For the past few years Lucilius had been part of a scientific research group that was probing the potential utility of quantum entanglement for the purposes of a better telephone, but the entire team was so hung up on the whole problem that research had essentially ground to a halt.
Never taking anything quite so seriously, Lucilius decided the group should take a little vacation, and Lucilius had spent the first half of his vacation programing his virtual reality trip.
It was the ultimate RPG, but it essentially sent Lucilius back to the lab. But Lucilius had programmed this virtual reality to adhere to the tendencies of real life only sometimes. Indeed, what else is the point of virtual reality?
Lucilius had wondered if all the brains of the research team had stagnated in a sort of stalemate with reality and an understanding of that reality. He figured that since the underlying laws of the universe are probably stable to some degree, then perhaps that stability was part of the reason the research teams’ efforts to understand had stagnated and likewise reached a point of stability, albeit an unproductive one. Lucilius figured that if his brain could have an experience of reality that was literally unreal then it might stir his brain out of that stable stagnation and into a more creative agitation that might be able to then study reality once more in a fresh and productive fashion.
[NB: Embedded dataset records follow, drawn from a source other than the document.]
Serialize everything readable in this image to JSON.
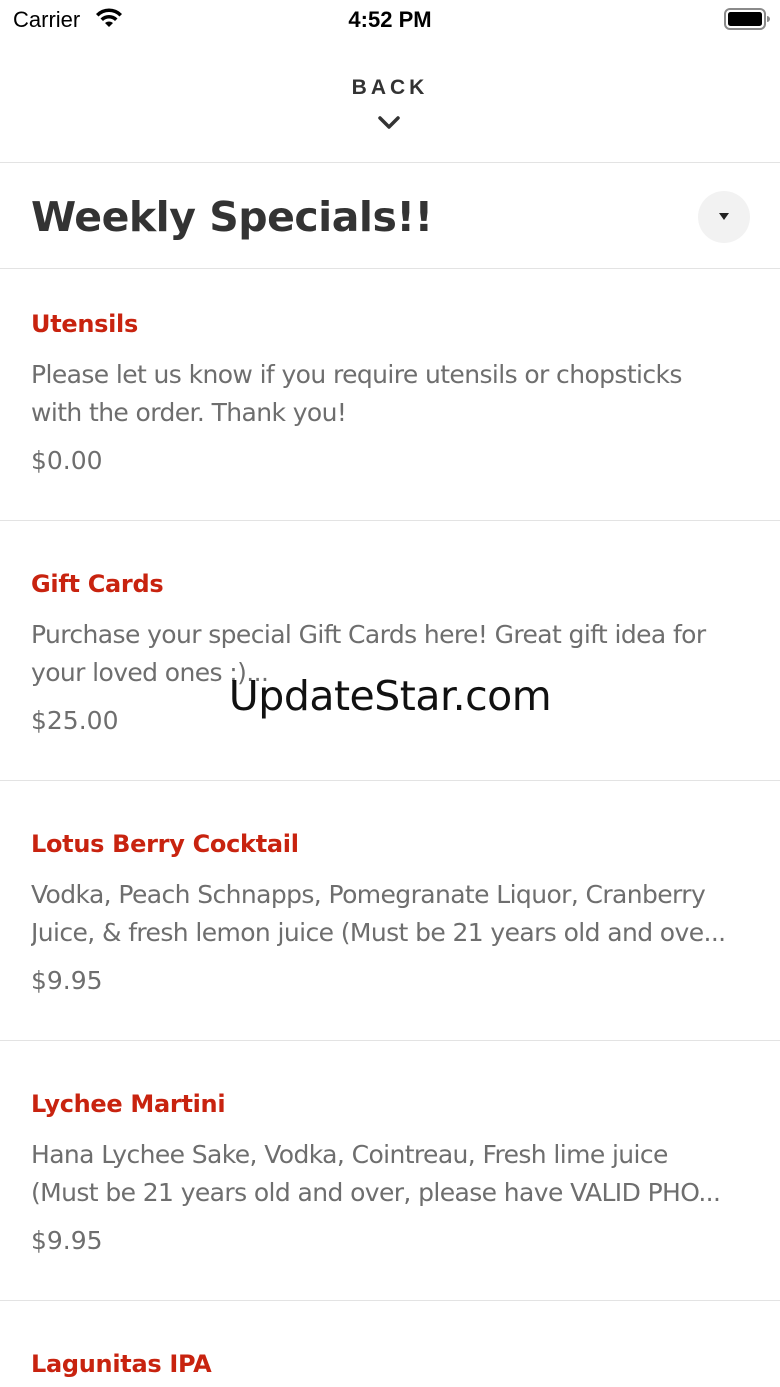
{
  "status_bar": {
    "carrier": "Carrier",
    "time": "4:52 PM",
    "wifi_icon": "wifi-icon",
    "battery_icon": "battery-icon"
  },
  "nav": {
    "back_label": "BACK",
    "chevron_icon": "chevron-down-icon"
  },
  "section": {
    "title": "Weekly Specials!!",
    "dropdown_icon": "caret-down-icon"
  },
  "items": [
    {
      "name": "Utensils",
      "desc_line1": "Please let us know if you require utensils or chopsticks",
      "desc_line2": "with the order.  Thank you!",
      "price": "$0.00"
    },
    {
      "name": "Gift Cards",
      "desc_line1": "Purchase your special Gift Cards here! Great gift idea for",
      "desc_line2": "your loved ones :)...",
      "price": "$25.00"
    },
    {
      "name": "Lotus Berry Cocktail",
      "desc_line1": "Vodka, Peach Schnapps, Pomegranate Liquor, Cranberry",
      "desc_line2": "Juice, & fresh lemon juice (Must be 21 years old and ove...",
      "price": "$9.95"
    },
    {
      "name": "Lychee Martini",
      "desc_line1": "Hana Lychee Sake, Vodka, Cointreau, Fresh lime juice",
      "desc_line2": "(Must be 21 years old and over, please have VALID PHO...",
      "price": "$9.95"
    },
    {
      "name": "Lagunitas IPA",
      "desc_line1": "",
      "desc_line2": "",
      "price": ""
    }
  ],
  "watermark": "UpdateStar.com",
  "colors": {
    "accent": "#c8230f",
    "title": "#333333",
    "body_text": "#6e6e6e",
    "divider": "#e3e3e3"
  }
}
So Lucilius had designed a virtual situation where he discovers the answer that the research team is looking for after many months of research in this unreality.
Luckily, the technology of virtual reality had progressed to the point where time could be compressed and a day in the virtual reality machine would take only a minute in real life.
The machine clicked on and instantly the A.I. program started popping out handwritten journals that looked identical in nature to Lucilius’ real journals.
After twelve hours, the final journal was scribbled in and the I.V. of Mnemectomol delivered a dose that erased Lucilius’ entire memory of the time in virtual reality and the time he had spent setting up the trick and even up to and including the moment when he’d had the whole crazy idea in the first place.
Lucilius emerged, somewhat dazed and confused and looked around at his surroundings. He noticed the small stack of journals that looked very much like his own. Before questioning further where he was and how he had gotten their, Lucilius picked up the first book and started reading. It was indeed his handwriting but it spoke of an experience he had never had.
He kept reading and before long, he phoned his counterpart on the research team and exclaimed with excitement that he had an idea about what they should do next. It didn’t make perfect sense but it was something they definitely hadn’t tried before.
By the time the automated Uber had dropped him off at the lab, he was nearing the last page of the last journal and already had half a dozen ideas about what they could do.
As he walked into the lab, he turned the last page and saw that it was a palimpsest. His handwriting was overlaid on top of a message in the same handwriting that said:
It was all a dream. Go get’em tiger.